Jeffrey squinted to make out words printed in a tiny, Gothic font. TUMULI, STANDING STONE, HUT CIRCLE, CAIRN. “Is there a fogou around here?”

“A fogou?” She frowned slightly. “Yes, there is—out toward Zennor, across the moor. It’s a bit of a walk.”

“Could you give me directions? Just sort of point the way? I might try and find it—give me something to do.”

Thomsa stepped to the window. “The coastal path is there—see? If you follow it up to the ridge, you’ll see a trail veer off. There’s an old road there, the farmers use it sometimes. All those old fields run alongside it. The fogou’s on the Golovenna Farm, I don’t know how many fields back that is. It would be faster if you drove toward Zennor then hiked over the moor, but you could probably do it from here. You’ll have to find an opening in the stone walls or climb over—do you have hiking shoes?” She looked dubiously at his sneakers. “Well, they’ll probably be all right.”

“I’ll give it a shot. Can I take that map?”

“Yes, of course. It’s not the best map—the Ordnance Survey has a more detailed one, I think.”

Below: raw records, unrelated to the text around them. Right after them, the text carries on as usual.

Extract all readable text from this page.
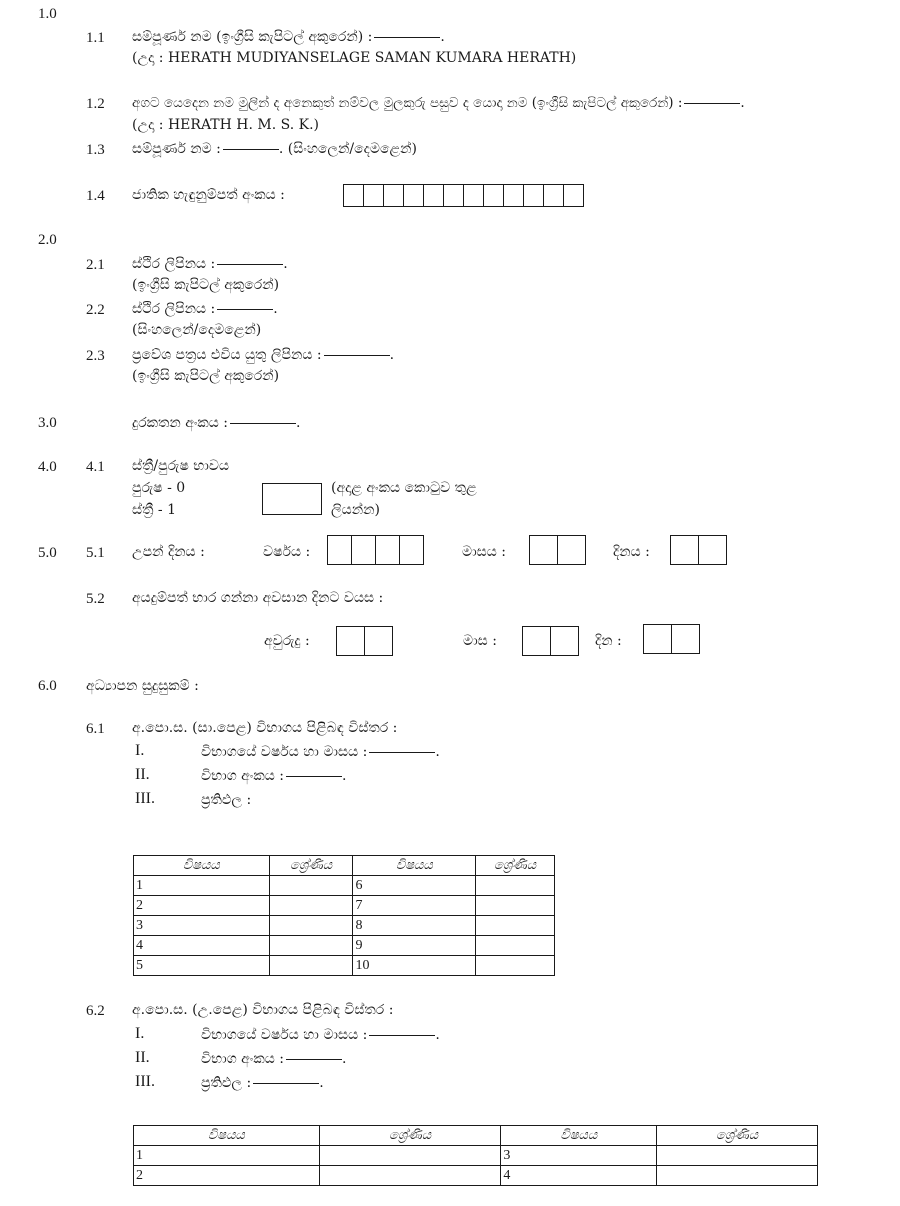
1.0
1.1 සම්පූර්ණ නම (ඉංග්‍රීසි කැපිටල් අකුරෙන්) :	.
(උදා : HERATH MUDIYANSELAGE SAMAN KUMARA HERATH)
1.2 අගට යෙදෙන නම මුලින් ද අනෙකුත් නම්වල මුලකුරු පසුව ද යොදා නම (ඉංග්‍රීසි කැපිටල් අකුරෙන්) :	.
(උදා : HERATH H. M. S. K.)
1.3 සම්පූර්ණ නම :	. (සිංහලෙන්/දෙමළෙන්)
1.4 ජාතික හැඳුනුම්පත් අංකය :
2.0
2.1 ස්ථිර ලිපිනය :	.
(ඉංග්‍රීසි කැපිටල් අකුරෙන්)
2.2 ස්ථිර ලිපිනය :	.
(සිංහලෙන්/දෙමළෙන්)
2.3 ප්‍රවේශ පත්‍රය එවිය යුතු ලිපිනය :	.
(ඉංග්‍රීසි කැපිටල් අකුරෙන්)
3.0	දුරකතන අංකය :	.
4.0 4.1 ස්ත්‍රී/පුරුෂ භාවය
පුරුෂ - 0
ස්ත්‍රී - 1
(අදාළ අංකය කොටුව තුළ
ලියන්න)
5.0 5.1 උපන් දිනය :	වර්ෂය :	මාසය :	දිනය :
5.2 අයදුම්පත් භාර ගන්නා අවසාන දිනට වයස :
අවුරුදු :	මාස :	දින :
6.0 අධ්‍යාපන සුදුසුකම් :
6.1 අ.පො.ස. (සා.පෙළ) විභාගය පිළිබඳ විස්තර :
I.	විභාගයේ වර්ෂය හා මාසය :	.
II.	විභාග අංකය :	.
III.	ප්‍රතිඵල :
විෂයය	ශ්‍රේණිය	විෂයය	ශ්‍රේණිය
1		6	
2		7	
3		8	
4		9	
5		10	
6.2 අ.පො.ස. (උ.පෙළ) විභාගය පිළිබඳ විස්තර :
I.	විභාගයේ වර්ෂය හා මාසය :	.
II.	විභාග අංකය :	.
III.	ප්‍රතිඵල :	.
විෂයය	ශ්‍රේණිය	විෂයය	ශ්‍රේණිය
1		3	
2		4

He thanked her and downed the rest of his coffee, went upstairs and pulled a heavy woollen sweater over his flannel shirt, grabbed his cell phone and returned downstairs. He retrieved the map and stuck it in his coat pocket, said goodbye to Thomsa rinsing dishes in the sink, and walked outside.

The air was warmer, almost balmy despite a stiff wind that had torn the line of clouds into grey shreds. Harry knelt beside a stone wall, poking at the ground with a small spade. Jeffrey paused to watch him, then turned to survey clusters of daffodils and jonquils, scores of them scattered across the terraced slopes among rocks and apple trees. The flowers were not yet in bloom, but he could glimpse sunlit yellow and orange and saffron petals swelling within the green buds atop each slender stalk.

“Going out?” Harry called.

“Yes.” Jeffrey stooped to brush his fingers across one of the flowers. “My wife loved daffodils. She must have planted thousands of them.”

Harry nodded. “Should open in the next few days. If we get some sun.”

Jeffrey waved farewell and turned to walk up the drive.

In a few minutes, the cottage was lost to sight. The cobblestones briefly gave way to cracked concrete, then a deep rut that marked a makeshift path that led uphill, toward the half-dozen buildings that made up the village. He stayed on the driveway, and after another hundred feet reached a spot where a narrow footpath meandered off to the left, marked by a sign. This would be the path that Thomsa had pointed out.